De 2010 à ce jour la RCA a enregistré sept épidémies de monkeypox dans ces deux préfectures et même si on sait que la plupart des cas humains surviennent après contact avec un animal infecté au cours des activités de chasse, l’espèce réservoir n’est pas formellement identifiée et la fréquence des cas en particulier dans les régions forestières montre que les activités de déforestation rapprochent l’homme de plus en plus de celle-ci.
Un deuxième cas de monkeypox vient d’être confirmé par l’Institut Pasteur de Bangui chez un pygmée dans un campement situé à Toma dans la commune de Ndolobo dans la Lobaye. Suite à cette confirmation, une mission de l’Institut Pasteur appuyée par le Ministère de la Santé et le bureau pays de l’OMS a permis de prélever le week-end dernier dans un campement de pygmées 26 personnes contacts et l’analyse des sérums au laboratoire de l’Institut Pasteur montre que 24 (92,3%) avaient des anticorps dirigés contre le monkeypox et 4 contre le cawpox.

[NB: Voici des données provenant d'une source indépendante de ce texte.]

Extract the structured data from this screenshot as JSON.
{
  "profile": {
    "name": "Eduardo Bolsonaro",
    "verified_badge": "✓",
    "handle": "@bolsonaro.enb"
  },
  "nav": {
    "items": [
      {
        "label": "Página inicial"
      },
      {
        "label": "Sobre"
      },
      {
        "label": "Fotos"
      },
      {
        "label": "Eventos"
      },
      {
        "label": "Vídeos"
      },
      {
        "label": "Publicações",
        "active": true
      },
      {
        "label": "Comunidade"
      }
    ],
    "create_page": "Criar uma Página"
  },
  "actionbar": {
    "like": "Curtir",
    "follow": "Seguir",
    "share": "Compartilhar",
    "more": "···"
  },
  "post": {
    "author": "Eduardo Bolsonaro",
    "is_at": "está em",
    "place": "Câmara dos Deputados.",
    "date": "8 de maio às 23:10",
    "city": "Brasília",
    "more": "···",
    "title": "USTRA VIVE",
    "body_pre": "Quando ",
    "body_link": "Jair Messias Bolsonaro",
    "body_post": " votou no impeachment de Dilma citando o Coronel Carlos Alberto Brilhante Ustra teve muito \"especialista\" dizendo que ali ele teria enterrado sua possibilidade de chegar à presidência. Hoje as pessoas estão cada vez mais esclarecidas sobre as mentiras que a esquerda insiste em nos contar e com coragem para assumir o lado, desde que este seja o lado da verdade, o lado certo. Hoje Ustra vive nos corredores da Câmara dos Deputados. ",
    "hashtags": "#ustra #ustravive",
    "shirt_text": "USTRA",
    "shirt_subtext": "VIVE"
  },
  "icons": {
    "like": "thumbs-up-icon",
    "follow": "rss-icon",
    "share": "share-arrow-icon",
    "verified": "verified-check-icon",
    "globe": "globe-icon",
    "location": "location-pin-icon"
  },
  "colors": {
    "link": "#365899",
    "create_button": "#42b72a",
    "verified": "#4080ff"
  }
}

Ces résultats mettent en évidence une forte circulation du virus dans la région et un contact permanent avec le réservoir ce qui explique le faible nombre de cas enregistré lors de la survenue des épidémies puisque la plupart des personnes sont immunisées.
La priorité de l’équipe de l’Institut Pasteur de Bangui aujourd’hui et de renforcer la surveillance au niveau de la faune afin d’identifier les espèces réservoirs de ce virus qui au vu de la survenue de plus en plus rapprochée des épisodes d’épidémies semble constituer dans l’avenir un réel problème de santé publique.